Photo courtesy Flickr
While I appreciate the shift to energy-efficient lighting, current, so to speak, technology makes my rooms look like the very devil. All of my furnishings and interior decisions are founded on incandescent color values, and I’m not going to let my careful historic restoration be degraded by a shift in technology.
But I am green, and I do worry about the load on City Light. Living in an obsolete building has been a long series of compromises finessing current standards with archaic methods.
In May, I coughed up a ridiculous amount of cash for a reproduction vintage light bulb with elaborate incandescent filaments. The story is that a stock of the bulbs was discovered by an English musician in one corner of a rehearsal loft he had rented. I hope he’s doing very well-those things are stylish at the moment.
When the house was new, such a bulb lived at the end of a brass chain that hung from the center of a ceiling. Quite a few of those fixtures survive in this place-they were part of the first round of remodeling around 1910, when filthy gas light was displaced. All I had to do with the new lightbulb was screw it in, and voila! the hall looks just like 1910. I suppose that answers the question, “How many historic preservationists does it take to screw in a light bulb.”
The light was just right over the summer, but when the hours fell back, homecoming suddenly became a shocking descent into dismal. I’ve been fiddling with ways to light the place, conserve the historic atmosphere, and consume a respectful minimum of energy.

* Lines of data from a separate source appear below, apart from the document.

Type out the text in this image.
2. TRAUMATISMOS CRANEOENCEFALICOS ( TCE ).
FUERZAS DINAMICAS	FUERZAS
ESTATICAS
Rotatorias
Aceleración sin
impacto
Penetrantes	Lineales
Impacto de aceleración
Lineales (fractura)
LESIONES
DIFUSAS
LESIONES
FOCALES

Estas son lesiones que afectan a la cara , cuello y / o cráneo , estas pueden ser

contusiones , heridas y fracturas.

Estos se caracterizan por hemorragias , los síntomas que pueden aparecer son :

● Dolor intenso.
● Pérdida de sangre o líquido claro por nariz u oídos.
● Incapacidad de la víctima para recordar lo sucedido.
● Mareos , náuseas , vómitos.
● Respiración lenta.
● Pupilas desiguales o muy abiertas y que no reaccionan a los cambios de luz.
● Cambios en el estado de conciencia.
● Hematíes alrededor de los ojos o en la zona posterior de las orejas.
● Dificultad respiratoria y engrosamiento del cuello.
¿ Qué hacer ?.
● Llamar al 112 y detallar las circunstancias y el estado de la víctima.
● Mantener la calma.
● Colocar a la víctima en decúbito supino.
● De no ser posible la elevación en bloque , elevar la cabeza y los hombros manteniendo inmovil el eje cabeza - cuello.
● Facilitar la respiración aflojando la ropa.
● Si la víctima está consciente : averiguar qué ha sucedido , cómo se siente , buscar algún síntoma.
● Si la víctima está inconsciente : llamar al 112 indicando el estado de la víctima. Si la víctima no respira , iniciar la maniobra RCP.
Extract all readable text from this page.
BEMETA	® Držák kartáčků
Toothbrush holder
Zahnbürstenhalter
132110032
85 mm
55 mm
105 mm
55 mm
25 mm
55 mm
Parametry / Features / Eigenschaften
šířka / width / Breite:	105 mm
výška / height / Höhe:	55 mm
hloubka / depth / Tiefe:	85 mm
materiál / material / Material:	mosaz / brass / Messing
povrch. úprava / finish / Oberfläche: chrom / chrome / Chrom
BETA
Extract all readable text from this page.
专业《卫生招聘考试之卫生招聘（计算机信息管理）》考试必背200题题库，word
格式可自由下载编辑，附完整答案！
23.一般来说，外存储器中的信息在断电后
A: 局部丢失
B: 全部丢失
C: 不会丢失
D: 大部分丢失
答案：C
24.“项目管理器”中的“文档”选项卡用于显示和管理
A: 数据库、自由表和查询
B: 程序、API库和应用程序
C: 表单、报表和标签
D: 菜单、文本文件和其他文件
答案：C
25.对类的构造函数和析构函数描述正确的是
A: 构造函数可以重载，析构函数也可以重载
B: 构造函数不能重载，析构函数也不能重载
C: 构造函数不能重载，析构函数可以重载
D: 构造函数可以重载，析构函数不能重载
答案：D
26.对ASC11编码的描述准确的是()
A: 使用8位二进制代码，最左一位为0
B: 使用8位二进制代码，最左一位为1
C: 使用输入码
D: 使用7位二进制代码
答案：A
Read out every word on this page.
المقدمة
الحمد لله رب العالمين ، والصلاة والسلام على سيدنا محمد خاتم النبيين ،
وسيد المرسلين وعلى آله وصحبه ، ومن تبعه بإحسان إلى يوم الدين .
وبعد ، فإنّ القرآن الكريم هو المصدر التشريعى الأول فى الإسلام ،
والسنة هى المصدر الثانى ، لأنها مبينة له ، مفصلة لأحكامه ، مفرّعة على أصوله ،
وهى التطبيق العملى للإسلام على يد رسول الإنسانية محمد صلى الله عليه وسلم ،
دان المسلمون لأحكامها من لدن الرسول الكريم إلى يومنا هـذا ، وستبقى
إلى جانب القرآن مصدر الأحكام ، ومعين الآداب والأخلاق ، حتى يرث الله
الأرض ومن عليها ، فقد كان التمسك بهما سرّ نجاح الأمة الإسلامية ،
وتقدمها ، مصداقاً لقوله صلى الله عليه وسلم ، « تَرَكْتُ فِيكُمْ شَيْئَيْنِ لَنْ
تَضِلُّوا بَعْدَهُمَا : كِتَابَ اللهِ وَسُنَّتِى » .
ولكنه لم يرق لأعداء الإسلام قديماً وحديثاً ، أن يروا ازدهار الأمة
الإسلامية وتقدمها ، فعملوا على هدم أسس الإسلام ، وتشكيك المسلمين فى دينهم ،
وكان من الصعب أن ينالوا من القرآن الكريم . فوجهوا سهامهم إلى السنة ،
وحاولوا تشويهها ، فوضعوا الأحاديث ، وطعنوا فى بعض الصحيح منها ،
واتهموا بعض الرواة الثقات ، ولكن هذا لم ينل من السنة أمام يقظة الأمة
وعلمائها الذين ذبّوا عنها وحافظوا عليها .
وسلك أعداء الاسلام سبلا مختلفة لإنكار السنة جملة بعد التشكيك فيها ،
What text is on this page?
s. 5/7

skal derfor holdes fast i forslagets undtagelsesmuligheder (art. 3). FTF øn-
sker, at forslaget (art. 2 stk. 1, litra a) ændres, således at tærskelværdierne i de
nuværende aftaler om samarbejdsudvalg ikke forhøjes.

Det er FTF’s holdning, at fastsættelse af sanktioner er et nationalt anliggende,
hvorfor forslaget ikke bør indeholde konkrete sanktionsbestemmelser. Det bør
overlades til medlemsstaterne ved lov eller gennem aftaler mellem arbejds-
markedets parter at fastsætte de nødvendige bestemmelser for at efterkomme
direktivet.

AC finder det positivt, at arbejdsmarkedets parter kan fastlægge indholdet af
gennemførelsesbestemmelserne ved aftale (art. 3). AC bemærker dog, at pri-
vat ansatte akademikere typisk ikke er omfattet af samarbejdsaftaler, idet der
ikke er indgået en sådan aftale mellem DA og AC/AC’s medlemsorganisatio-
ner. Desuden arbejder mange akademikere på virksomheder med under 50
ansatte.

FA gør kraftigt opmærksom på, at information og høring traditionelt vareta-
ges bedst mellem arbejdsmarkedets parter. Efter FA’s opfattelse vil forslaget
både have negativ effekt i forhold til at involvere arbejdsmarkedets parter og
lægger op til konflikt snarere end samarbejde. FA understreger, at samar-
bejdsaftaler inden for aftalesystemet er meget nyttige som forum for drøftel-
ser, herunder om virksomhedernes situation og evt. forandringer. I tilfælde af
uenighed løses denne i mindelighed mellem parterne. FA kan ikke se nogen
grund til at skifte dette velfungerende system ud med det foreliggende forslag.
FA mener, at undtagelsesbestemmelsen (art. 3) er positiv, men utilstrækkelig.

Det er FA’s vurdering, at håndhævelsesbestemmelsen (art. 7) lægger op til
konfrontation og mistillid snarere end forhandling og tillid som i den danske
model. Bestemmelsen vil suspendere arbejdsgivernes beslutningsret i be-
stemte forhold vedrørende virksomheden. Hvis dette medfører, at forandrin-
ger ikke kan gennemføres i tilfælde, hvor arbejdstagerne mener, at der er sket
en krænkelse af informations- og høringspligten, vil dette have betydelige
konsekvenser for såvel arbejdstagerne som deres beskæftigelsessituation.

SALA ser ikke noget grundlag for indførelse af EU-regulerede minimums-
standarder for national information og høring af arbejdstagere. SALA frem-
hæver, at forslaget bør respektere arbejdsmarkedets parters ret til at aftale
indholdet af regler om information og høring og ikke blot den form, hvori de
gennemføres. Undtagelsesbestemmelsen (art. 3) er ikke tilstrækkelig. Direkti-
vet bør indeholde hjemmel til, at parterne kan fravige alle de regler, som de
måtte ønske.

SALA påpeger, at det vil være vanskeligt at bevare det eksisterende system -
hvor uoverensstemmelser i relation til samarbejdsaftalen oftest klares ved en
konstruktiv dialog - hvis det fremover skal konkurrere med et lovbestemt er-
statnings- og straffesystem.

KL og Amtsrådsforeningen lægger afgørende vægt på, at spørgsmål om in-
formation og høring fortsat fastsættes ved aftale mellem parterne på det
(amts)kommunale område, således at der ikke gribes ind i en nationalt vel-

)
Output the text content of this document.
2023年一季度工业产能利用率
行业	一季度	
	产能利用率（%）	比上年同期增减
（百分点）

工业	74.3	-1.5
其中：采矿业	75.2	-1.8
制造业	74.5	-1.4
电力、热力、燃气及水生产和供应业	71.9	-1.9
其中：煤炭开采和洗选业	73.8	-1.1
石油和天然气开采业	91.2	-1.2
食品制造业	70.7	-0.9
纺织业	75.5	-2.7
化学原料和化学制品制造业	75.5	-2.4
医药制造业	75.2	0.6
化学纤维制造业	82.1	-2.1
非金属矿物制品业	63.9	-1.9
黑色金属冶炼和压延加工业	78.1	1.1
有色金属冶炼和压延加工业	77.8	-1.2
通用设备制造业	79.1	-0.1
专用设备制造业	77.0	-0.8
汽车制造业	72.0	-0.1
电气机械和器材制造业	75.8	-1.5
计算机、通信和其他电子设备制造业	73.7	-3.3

Incandescent light is a key part of my heating system. The bulbs give off just enough warmth to keep the air circulating and prevent condensation in this minimally heated interior. I stepped up the housekeeping, polishing all the visible metal, dusting bare floors every day, and keeping all the glass clean. Simple basic maintenance is all it has taken to refresh the atmosphere.
I discovered that pear-shaped appliance indicator lights set into night light bases are satisfactory background lighting for rooms not being used at the moment. The six-watt bulbs give off enough heat to circulate the air at the same time they reflect off polished surfaces and, in one case, highlight a wall hanging to good effect.
I’m getting good service from the fifty-four watts that burn overnight. I can fill in task lighting with solar desk lights from the Great Big Northern European Furnishings Chain and with solar-charged battery tent lanterns from the Great Big Local Hiking Co-op. The rooms have overhead fixtures I can flick on for major projects.
The gains overall are interesting and not obvious. This architecture is meant to be a series of shadows and lighted areas, so the space feels larger at night as we move from room to room. My eyes get some rest from a relentless load of foot-candles without having to use a fireplace or burn tapers. Damp is better controlled without burning heating oil. Daylight seems more valuable than ever, and I feel more connected to the outdoors. Most importantly, the cordless task lighting simplifies housekeeping and has restored the original low-tech amenities of kerosene reading lights and candlesticks. Cordless lighting is important for emergency preparedness, so the household is more resilient, and it’s easy to contemplate setting up in the field with familiar accessories. Digital communications and video don’t require the level of general background lighting that reading print does.
If I lived in a contemporary space, I’d go for contemporary light management, but it’s a hoot to have period options for period architecture, especially when I can supplement them with solar. I just park the chargers on a dim, gray Northwest windowsill and experience stored sunlight as something other than vegetables or firewood.